Allowing a child to voice a differing opinion does not lead to a disrespectful adult if you teach that child how to communicate their wants/needs/ideas in a mature way. It also doesn't mean they always get their way. Allowing your child to engage in negotiations with you (which starts out as backtalk in the preschooler stage) will prepare and encourage them to voice their wants/needs/ideas at school and in the workplace (i.e. not be a pushover). If the parent is constantly shooting them down and telling them "my way or the highway" the child will let others do that to them as well.
Children are not our little soldiers for us to dictate to, they are their own person with their own ideas and working WITH them instead of arguing or dictating to them will teach them their wants and needs have value and so do other people's wants and needs. If anything it teaches them to BE respectful.
Very well said. I don't think the previous poster read the article.
Allowing a child to voice a differing opinion does not lead to a disrespectful adult if you teach that child how to communicate their wants/needs/ideas in a mature way. It also doesn't mean they always get their way. Allowing your child to engage in negotiations with you (which starts out as backtalk in the preschooler stage) will prepare and encourage them to voice their wants/needs/ideas at school and in the workplace (i.e. not be a pushover). If the parent is constantly shooting them down and telling them "my way or the highway" the child will let others do that to them as well.
Children are not our little soldiers for us to dictate to, they are their own person with their own ideas and working WITH them instead of arguing or dictating to them will teach them their wants and needs have value and so do other people's wants and needs. If anything it teaches them to BE respectful.
Excellent.
When I was a child I was not allowed to voice my opinion. I changed that with my kids. I allowed them to voice their opinion. At times they would write me "persuasive" letters trying to prove their point (I still have some--they crack me up!).
"Talking back" isn't necessarily negative. It is a skill to stand up for yourself. I really don't even like the term "talking back" I prefer negotiate.
1) Discussing the issue, which should be encouraged if a child talks nicely and shows respect.
2) Being insolent in a nasty/whiny voice because they don't like ....... (fill in the blank)
Exactly. From the article:
"Are you teaching your child to challenge you with respect? Are you setting expectations (and positive examples) for appropriate communication? Do you help them understand and take responsibility for the consequences of their actions?"

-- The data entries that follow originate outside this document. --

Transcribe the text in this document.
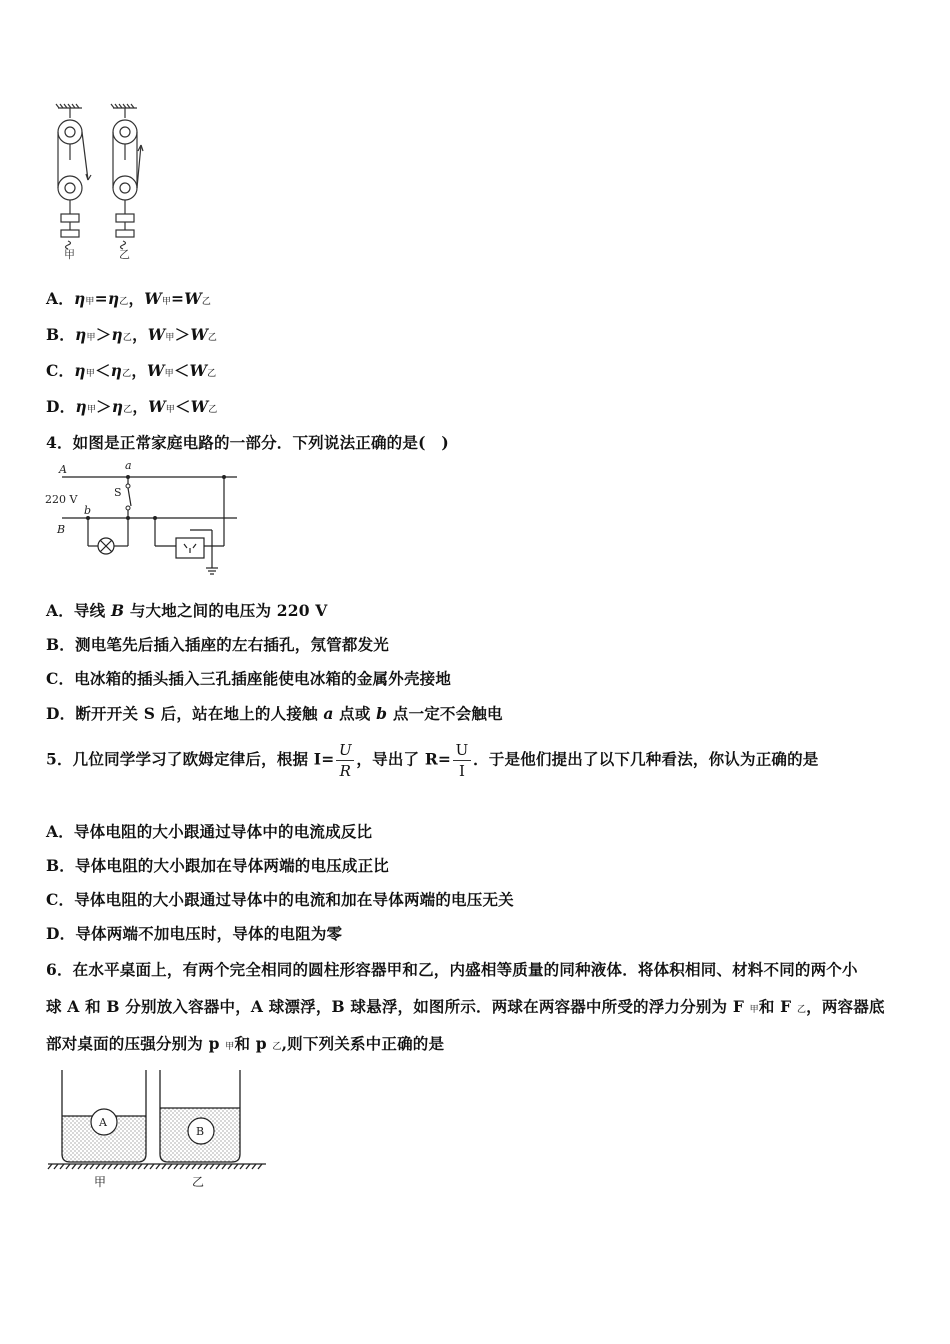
甲	乙
A．η甲=η乙，W甲=W乙
B．η甲＞η乙，W甲＞W乙
C．η甲＜η乙，W甲＜W乙
D．η甲＞η乙，W甲＜W乙
4．如图是正常家庭电路的一部分．下列说法正确的是(　)
A
B
220 V
a
b
S
A．导线 B 与大地之间的电压为 220 V
B．测电笔先后插入插座的左右插孔，氖管都发光
C．电冰箱的插头插入三孔插座能使电冰箱的金属外壳接地
D．断开开关 S 后，站在地上的人接触 a 点或 b 点一定不会触电
5．几位同学学习了欧姆定律后，根据 $I= \frac{U}{R}$ ，导出了 $R= \frac{U}{I}$ ．于是他们提出了以下几种看法，你认为正确的是
A．导体电阻的大小跟通过导体中的电流成反比
B．导体电阻的大小跟加在导体两端的电压成正比
C．导体电阻的大小跟通过导体中的电流和加在导体两端的电压无关
D．导体两端不加电压时，导体的电阻为零
6．在水平桌面上，有两个完全相同的圆柱形容器甲和乙，内盛相等质量的同种液体．将体积相同、材料不同的两个小
球 A 和 B 分别放入容器中，A 球漂浮，B 球悬浮，如图所示．两球在两容器中所受的浮力分别为 F 甲和 F 乙，两容器底
部对桌面的压强分别为 p 甲和 p 乙,则下列关系中正确的是
A
B
甲	乙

To equate challenging with respect with "talking back" is inaccurate. My son is welcome to question something we ask/deny/expect of him and even negotiate whether it's fair or not(which he does often). But he's not permitted to be insolent or make smart retorts.
That being said, the article makes a good point, and I'll admit that I need to do better at this. I'm guilty of ending too many such conversations with an abrupt "END of discussion"!